The inductor coil circuit in Figure 3–4 has an inductive reactance of 100 0. The line voltage is 100 V and the current is one ampere. The line voltage can be plotted as a sine wave with a maximum value of 141.4 V. The line current lags the line voltage by 90 electrical degrees. The RMS value of current is one ampere, and the maximum current value is 1.414 A.

The power in watts at any instant is equal to the product of the volts and amperes at the same instant. Table 3–1 lists the instantaneous values of voltage, current, and power at 15° intervals for one complete cycle (360°) for this inductive circuit.

The wave patterns in Figure 3–8 were plotted using the values given in Table 3–1. Note that the current lags the line voltage by 90 electrical degrees. It is assumed that the reactor coil has no resistance and the circuit consists of pure inductance. Between 0° and 90°, the current is negative and the voltage is positive. Therefore, the product of volts and amperes for this part of the cycle gives negative power.

Between 90° and 180°, both the current and the voltage are positive. This means that there is a pulse of power above the zero reference line. This positive power indicates that the supply is feeding energy to the electromagnetic field of the coil.

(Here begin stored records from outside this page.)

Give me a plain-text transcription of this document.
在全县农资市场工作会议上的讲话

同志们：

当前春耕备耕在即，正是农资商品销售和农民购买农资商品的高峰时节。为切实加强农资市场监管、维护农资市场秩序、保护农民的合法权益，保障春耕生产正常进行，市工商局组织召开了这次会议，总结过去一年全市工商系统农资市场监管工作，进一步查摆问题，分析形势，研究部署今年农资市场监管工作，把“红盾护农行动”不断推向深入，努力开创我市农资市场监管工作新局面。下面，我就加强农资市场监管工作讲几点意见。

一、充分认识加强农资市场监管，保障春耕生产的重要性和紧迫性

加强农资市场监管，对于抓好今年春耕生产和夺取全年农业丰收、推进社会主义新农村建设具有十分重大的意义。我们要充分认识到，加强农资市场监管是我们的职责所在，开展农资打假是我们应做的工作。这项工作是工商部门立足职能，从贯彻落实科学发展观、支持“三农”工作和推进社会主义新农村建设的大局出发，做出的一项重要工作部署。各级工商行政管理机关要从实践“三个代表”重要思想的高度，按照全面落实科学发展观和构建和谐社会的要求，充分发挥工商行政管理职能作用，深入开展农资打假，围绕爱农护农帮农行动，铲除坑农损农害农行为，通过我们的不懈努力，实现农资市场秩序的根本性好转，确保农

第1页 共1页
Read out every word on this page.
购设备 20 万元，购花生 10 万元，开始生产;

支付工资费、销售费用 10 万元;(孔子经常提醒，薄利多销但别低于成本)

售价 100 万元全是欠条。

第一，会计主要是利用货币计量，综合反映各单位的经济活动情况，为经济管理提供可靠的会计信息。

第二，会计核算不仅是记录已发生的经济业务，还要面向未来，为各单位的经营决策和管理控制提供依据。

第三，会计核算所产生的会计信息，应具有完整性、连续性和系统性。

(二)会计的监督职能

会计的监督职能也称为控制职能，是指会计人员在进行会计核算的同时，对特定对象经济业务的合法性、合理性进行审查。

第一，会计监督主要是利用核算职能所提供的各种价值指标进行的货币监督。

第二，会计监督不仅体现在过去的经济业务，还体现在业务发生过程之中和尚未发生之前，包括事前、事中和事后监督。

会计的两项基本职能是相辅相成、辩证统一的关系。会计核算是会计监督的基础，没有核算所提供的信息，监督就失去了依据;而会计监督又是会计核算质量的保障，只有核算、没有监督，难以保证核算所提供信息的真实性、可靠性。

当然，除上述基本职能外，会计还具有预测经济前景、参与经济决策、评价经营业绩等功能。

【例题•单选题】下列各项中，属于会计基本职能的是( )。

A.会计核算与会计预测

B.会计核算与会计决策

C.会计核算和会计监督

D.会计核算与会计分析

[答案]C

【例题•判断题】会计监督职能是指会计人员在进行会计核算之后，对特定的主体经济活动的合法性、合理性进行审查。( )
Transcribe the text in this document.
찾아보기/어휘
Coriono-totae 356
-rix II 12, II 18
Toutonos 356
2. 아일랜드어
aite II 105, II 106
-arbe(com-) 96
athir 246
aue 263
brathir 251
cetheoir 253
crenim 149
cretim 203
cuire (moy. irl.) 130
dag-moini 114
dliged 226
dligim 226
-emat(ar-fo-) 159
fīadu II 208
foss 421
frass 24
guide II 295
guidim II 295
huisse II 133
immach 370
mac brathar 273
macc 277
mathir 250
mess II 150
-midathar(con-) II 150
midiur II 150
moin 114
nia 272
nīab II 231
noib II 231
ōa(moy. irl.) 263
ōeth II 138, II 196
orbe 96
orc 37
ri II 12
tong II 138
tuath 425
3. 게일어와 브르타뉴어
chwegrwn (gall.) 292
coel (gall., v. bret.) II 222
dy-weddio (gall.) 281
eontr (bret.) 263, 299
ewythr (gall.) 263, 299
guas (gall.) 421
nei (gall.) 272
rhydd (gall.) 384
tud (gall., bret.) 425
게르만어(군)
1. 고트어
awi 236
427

In the period between 180° and 270°, there is a second pulse of negative power. This is due to the negative voltage and the positive current. The negative power pulse indicates that

energy stored in the magnetic field of the coil is released to the supply. This energy, which is stored momentarily in the coil, maintains the current in opposition to the line voltage.

Between 270° and 360°, both the current and the voltage are negative and are acting together. The product of these negative values results in positive power, as shown by the last power pulse for the cycle in Figure 3–8. Because the power pulse is above zero, energy is being supplied by the source to the reactor coil.

The power waveform in Figure 3–8 shows that the areas of the two positive pulses of power are equal to the areas of the two negative pulses of power. Keep in mind that the pulses of power above the zero reference line are positive power that is fed by the source to the load. The pulses of power below the zero reference line are called *negative power*. These pulses represent power that is returned from the load to the source. The assumption is made that the areas of the two positive pulses of power are

equal to the areas of the two negative pulses of power. This means that the net power taken by the inductor coil at the end of one complete cycle, or any number of cycles, is zero.

The actual power in watts taken by this circuit is zero. It should be noted that the product of the effective voltage and the effective current in amperes may not equal the power in watts in any circuit containing inductive reactance.